When it comes to Native American cuisine, chef Sean Sherman wants you to think beyond fry bread. As the culinary craftsman for Tatanka Truck, Minnesota’s first indigenous food truck, Sherman is taking Dakota, Lakota, and Ojibwe-influenced eats, with a fresh spin, to the streets.
Born and raised on Pine Ridge reservation in South Dakota, Sherman started cooking around age 13 in steakhouses and tourist restaurants in the Black Hills. After graduating from Black Hills State University, he moved to Minneapolis, became a chef, and immersed himself in the organic food scene. A member of the Oglala Lakota tribe, Sherman wanted to write a cookbook that featured the flavors and tastes from Lakota culture, but in a modern context. He spent three years researching, during which time his authorial endeavor morphed into an idea for a restaurant called The Sioux Chef. Sherman started catering under that brand name in 2014, which led to opportunities for education, outreach, and speaking engagements about the health benefits of a Native American diet.

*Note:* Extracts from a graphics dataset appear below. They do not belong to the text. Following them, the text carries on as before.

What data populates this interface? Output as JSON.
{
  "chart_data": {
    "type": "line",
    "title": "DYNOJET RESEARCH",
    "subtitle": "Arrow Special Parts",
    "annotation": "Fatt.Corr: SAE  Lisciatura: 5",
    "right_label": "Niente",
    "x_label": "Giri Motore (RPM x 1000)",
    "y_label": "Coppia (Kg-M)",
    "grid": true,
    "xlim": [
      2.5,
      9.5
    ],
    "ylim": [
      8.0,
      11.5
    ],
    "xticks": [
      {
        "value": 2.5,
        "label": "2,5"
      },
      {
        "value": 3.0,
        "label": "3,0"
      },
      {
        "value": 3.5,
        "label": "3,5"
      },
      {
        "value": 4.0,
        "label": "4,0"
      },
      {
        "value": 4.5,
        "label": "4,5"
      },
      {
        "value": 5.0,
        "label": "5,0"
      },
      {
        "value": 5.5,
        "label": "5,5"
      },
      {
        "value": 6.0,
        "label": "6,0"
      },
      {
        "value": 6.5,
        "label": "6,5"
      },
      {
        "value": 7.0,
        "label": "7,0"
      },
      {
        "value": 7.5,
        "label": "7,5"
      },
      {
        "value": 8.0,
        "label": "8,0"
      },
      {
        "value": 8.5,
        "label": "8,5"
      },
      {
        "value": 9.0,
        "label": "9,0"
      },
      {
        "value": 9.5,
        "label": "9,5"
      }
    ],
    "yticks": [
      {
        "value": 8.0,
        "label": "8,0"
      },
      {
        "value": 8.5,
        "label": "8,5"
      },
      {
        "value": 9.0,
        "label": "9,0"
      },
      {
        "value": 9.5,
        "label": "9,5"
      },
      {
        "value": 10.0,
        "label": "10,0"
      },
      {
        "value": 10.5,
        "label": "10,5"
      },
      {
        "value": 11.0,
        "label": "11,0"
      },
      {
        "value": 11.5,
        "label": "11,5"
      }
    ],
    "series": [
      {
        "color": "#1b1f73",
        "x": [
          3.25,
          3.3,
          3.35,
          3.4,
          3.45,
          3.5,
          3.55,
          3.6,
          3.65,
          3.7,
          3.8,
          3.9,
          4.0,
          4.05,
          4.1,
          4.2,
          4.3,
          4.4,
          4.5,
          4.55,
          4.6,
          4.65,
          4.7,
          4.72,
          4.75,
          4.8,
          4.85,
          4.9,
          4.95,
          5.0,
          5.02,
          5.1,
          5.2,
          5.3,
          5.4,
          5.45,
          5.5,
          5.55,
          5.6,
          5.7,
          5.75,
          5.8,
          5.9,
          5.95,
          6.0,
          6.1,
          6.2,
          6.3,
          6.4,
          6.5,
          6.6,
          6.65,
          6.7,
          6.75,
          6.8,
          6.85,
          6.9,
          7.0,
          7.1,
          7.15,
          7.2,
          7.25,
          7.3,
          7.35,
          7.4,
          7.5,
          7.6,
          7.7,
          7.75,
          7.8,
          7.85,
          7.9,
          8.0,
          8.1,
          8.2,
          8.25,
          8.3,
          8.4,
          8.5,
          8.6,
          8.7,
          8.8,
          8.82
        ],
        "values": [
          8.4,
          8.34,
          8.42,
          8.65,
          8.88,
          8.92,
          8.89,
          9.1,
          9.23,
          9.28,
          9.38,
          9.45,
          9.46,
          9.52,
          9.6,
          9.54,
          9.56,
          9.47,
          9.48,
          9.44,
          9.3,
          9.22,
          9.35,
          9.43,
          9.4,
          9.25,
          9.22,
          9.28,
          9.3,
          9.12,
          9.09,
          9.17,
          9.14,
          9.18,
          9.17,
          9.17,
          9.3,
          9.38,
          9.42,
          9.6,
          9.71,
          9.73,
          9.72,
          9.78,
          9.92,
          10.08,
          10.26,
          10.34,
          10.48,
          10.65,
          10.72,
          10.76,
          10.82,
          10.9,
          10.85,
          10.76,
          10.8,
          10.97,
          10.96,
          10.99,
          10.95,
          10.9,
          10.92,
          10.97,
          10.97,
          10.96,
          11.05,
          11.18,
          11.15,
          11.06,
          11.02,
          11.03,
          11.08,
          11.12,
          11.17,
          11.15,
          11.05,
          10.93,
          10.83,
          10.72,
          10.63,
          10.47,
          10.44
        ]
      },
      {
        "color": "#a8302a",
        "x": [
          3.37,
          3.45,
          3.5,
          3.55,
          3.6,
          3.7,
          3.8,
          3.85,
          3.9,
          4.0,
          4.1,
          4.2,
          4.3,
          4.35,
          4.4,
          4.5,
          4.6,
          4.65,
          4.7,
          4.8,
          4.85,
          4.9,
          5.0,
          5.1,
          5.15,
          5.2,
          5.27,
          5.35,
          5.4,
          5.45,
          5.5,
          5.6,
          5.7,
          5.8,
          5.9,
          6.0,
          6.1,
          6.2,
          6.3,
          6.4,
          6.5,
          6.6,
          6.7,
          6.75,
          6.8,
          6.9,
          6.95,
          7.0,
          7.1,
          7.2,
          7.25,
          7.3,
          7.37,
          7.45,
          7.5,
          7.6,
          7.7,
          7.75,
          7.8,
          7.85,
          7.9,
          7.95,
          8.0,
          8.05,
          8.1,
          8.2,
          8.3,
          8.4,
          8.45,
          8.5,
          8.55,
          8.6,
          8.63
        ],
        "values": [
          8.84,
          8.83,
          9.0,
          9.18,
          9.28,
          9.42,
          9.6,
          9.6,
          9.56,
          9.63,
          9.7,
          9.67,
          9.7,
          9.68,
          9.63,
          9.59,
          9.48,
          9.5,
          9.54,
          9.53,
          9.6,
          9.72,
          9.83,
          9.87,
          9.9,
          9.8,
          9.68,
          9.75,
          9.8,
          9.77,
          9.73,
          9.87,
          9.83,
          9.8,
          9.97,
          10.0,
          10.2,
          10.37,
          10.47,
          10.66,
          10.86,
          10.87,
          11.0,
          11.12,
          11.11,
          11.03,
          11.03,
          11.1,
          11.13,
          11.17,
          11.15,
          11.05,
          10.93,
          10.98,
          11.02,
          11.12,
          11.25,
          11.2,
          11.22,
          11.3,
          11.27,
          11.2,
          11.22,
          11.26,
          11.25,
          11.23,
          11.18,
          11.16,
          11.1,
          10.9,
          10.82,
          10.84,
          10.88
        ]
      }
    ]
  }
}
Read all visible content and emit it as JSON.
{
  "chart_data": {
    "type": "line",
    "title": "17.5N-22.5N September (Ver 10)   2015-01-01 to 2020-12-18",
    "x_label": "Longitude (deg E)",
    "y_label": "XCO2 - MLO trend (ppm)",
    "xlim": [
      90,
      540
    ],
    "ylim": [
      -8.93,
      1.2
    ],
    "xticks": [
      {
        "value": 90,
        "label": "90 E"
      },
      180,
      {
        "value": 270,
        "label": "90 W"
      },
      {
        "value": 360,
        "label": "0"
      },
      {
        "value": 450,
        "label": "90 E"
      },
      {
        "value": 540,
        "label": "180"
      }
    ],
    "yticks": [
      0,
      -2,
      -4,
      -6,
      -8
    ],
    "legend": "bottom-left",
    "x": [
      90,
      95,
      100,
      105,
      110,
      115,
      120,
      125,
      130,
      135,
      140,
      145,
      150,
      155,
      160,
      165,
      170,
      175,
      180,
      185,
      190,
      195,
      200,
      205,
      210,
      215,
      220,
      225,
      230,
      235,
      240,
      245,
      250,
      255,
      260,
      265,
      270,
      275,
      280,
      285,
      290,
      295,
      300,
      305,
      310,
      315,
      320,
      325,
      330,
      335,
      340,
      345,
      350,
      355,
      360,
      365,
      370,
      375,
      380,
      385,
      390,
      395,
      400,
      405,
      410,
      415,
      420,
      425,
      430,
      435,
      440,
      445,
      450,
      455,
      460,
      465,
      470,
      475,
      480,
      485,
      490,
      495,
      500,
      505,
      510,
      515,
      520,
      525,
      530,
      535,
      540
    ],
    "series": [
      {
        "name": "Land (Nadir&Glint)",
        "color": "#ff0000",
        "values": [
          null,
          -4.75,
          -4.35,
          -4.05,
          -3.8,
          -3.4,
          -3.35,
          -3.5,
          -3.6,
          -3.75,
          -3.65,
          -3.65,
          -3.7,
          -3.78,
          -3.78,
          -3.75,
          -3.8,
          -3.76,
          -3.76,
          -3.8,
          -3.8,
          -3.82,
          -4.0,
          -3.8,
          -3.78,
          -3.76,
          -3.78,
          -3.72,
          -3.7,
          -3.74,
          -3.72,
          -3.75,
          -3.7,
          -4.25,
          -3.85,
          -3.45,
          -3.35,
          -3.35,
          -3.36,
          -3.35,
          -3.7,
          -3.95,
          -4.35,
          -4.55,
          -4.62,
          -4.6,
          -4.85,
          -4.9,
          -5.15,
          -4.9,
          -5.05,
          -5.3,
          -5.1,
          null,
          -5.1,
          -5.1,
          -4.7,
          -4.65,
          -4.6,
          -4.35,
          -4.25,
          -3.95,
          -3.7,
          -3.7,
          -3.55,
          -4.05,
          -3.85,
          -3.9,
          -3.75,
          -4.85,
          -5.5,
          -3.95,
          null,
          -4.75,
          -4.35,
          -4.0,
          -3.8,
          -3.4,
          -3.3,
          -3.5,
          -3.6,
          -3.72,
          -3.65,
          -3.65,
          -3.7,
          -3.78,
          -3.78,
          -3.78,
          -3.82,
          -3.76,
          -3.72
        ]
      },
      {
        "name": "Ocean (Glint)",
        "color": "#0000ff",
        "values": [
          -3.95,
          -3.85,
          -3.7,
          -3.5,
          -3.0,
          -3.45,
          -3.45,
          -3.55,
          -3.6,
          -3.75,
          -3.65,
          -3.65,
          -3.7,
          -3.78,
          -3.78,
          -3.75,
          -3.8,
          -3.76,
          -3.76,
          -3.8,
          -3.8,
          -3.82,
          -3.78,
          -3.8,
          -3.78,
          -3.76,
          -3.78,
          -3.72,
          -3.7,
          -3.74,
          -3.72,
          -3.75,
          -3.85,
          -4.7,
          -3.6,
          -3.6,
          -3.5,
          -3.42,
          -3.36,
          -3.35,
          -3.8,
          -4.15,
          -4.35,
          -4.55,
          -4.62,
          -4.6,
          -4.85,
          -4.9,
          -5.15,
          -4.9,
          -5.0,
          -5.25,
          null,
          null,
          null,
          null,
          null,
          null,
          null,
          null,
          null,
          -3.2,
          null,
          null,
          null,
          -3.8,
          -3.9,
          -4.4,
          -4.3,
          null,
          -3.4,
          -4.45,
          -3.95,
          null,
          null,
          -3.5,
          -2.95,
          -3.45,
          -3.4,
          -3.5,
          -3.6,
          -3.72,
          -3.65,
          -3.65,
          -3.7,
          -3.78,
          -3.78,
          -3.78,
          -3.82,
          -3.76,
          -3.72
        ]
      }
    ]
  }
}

Chef Sean Sherman. Photo by Heidi Ehalt.
At one of those talks, Sherman was approached by members of Little Earth, a housing community for Native Americans in Minneapolis. They had recently purchased a food truck and asked Sherman to work in partnership with them on the concept, design, and the menu for the truck. Sherman won’t be serving the “oppression food.”
Fry bread was born out of necessity when the government supplied little more than flour, sugar, salt, and lard as staples to the Navajo forced to relocate from Arizona to New Mexico in 1864. “It eventually became like a survival food when people were removed from their traditional food systems,” Sherman says. “It’s been absorbed by all the Native communities. I grew up with it, and it’s tasty, but it’s everything that’s unhealthy for you all wrapped into one.”
Instead of fry bread, Sherman makes indigenous tacos: a grilled corn and bean cake that’s seared, then topped with bison, smoked turkey, grilled walleye, or roasted squash with maple. Manoomin (wild rice) salad, grilled corn, and cedar tea are other items on the summer menu.
Maple-glazed squash with seed mix.
What you won’t find on the truck are any processed sugars, wheat flour, dairy, beef, pork, or chicken; Sherman’s sticking to a “pre-contact” palate, or what Native people were eating before Europeans settled in the Upper Midwest in the late-1800s.
Relying heavily on corn, rice, beans, and squash, as well as flavors like cedar and maple, and herbs such as balsam fir and rose hips, Sherman sources organic ingredients as often as possible from local ranchers, farmers, and reservations. He says he wants to keep the food clean and traditional, but fun and interesting as well. Simplicity is also paramount, given the quick and mobile nature of a food truck, which quietly opened at the end of July.
Sherman hopes that Tatanka Truck will not only satisfy appetites but also highlight the benefits and the beauty of indigenous diets. “We’re using this food truck as a job creation tool,” says Sherman, “so we can hire people from the community and inspire more people to do more traditional Native American foods.”